Not having read the version of Kwame Kwei-Armah and Brian Yorkey’s book that the musical was rehearsing before Stachel’s departure or having heard any of the score by Yorkey (lyrics) and Tom Kitt (music) beforehand, I have no way of knowing what kind of changes they incorporated as a result of these discussions. What I can report is that though the ninety-five-minute musical conjures up some charm and humor in the first third, it loses its shape and turns preachy – precisely what McCarthy’s movie (which he wrote as well as directed) is not. The writers pile on layers of melodrama. Zainab (Alysha Deslorieux) has been given a number – “Zainab’s Song (Bound for America)” – about being raped on the boat from Africa. Tarek and the ensemble of illegal immigrants being held in the facility sing “Heart in Your Hands,” about the conditions of the facility in which they’ve been incarcerated. Almost the entire second act plays like an uninspired imitation of Brecht with the unwelcome – and, of course, distinctly un-Brechtian – addition of sentimentality. And the music isn’t much of an improvement on the bald, pedantic lyrics. Even the introduction of Tarek’s mother, Mouna (Jacqueline Antaramian), doesn’t do much to vary the palette.
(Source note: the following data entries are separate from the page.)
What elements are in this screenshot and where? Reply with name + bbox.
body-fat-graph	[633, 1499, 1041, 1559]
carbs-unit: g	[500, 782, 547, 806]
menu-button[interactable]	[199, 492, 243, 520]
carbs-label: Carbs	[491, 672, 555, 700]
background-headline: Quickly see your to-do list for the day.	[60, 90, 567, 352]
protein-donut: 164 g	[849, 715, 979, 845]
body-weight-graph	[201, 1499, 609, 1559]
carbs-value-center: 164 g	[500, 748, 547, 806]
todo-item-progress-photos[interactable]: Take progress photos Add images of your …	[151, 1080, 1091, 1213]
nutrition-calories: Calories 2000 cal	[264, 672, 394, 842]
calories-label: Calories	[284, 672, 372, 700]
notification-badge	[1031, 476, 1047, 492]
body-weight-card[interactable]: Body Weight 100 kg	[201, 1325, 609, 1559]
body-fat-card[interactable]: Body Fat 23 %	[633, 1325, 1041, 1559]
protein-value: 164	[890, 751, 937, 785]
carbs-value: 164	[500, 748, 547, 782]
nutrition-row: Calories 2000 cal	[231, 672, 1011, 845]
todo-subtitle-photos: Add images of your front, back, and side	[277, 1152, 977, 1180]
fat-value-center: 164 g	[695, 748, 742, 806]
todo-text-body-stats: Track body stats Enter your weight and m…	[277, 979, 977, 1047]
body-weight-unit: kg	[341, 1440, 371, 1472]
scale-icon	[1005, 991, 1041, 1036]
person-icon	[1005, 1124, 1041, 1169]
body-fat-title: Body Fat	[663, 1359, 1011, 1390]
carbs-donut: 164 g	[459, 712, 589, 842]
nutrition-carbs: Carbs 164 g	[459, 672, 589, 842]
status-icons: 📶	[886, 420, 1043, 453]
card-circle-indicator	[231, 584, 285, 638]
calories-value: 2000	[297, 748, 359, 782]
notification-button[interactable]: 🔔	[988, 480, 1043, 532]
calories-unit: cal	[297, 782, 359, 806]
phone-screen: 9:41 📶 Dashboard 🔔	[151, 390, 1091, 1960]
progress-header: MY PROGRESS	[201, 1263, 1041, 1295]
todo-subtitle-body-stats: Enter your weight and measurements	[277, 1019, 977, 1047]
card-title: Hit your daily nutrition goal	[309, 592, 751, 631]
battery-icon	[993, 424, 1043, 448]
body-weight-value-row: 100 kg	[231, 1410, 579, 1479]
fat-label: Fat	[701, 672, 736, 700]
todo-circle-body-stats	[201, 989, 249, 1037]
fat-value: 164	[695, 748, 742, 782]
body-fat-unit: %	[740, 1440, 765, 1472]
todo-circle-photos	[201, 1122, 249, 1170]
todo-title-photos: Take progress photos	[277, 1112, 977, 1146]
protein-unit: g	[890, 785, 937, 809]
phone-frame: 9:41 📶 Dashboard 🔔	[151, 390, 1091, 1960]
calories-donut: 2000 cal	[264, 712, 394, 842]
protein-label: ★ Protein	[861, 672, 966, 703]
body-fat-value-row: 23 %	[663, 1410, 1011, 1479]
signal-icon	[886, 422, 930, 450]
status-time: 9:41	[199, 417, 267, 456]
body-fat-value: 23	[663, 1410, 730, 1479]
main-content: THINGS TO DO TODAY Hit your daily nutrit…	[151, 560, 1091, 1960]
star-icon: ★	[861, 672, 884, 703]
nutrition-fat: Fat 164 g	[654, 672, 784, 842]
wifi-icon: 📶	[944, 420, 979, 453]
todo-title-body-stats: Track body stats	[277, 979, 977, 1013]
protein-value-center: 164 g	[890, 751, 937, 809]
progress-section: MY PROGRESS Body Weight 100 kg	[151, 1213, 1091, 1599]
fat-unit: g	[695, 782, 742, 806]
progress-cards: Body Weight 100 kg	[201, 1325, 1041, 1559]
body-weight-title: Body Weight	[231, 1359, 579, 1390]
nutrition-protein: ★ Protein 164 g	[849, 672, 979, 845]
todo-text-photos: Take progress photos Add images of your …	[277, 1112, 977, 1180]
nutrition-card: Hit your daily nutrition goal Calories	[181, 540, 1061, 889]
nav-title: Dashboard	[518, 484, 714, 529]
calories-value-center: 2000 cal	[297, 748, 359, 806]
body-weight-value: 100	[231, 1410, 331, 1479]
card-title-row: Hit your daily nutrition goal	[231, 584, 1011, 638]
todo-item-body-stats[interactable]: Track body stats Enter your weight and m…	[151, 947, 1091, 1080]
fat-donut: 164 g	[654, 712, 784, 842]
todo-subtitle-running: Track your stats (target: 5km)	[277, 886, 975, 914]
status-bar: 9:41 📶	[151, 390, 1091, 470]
In McCarthy’s movie she and Walter share an unanticipated romantic interlude, but it’s been excised here, as if it might shine too much attention on Walter’s trajectory.
Pierce marches through the show purposefully, but it’s rather a bland performance. He has a slight voice, but as the cop with a crush on show business in the 2007 musical Curtains he showed what a fine actor who’s a non-singer can do with a good song like the lament of the lonely policeman, “Coffee Shop Nights.” The tunes Kitt and Yorkey have thrown his way, especially “What Little I Can Do” and “Better Angels” (which substitutes for Jenkins’s best scene in the film, where he vainly protests the treatment of human beings like Tarek in an inhumane system), don’t give him much room or depth. He’s stuck playing the sincerity card because he hasn’t drawn anything better. And Ahmad Maksoud, the understudy who picked up the role of Tarek after Stachel’s exit, is competent but lacks personality. The scenes between these two characters are the core of the drama, but the two actors have little rapport. It should be said, however, that the veteran director Daniel Sullivan has staged the musical well against an effective spare set by David Zinn and a striking lighting design by Japhy Weideman.
The night I saw The Visitor, the audience cheered and rushed to its feet. But it was impossible to tell how much of their enthusiasm was an understandable excitement at being back in a live theatre after twenty months of forced absence and how much was a Pavlovian response to a musical that sprays virtue at the audience like mace.
– Steve Vineberg
is Distinguished Professor of the Arts and Humanities at College of the
Holy Cross in Worcester, Massachusetts, where he teaches theatre and
film. He also writes for The Threepenny Review and is the author of
three books: Method Actors: Three Generations of an American Acting Style; No Surprises, Please: Movies in the Reagan Decade; and High Comedy in American Movies.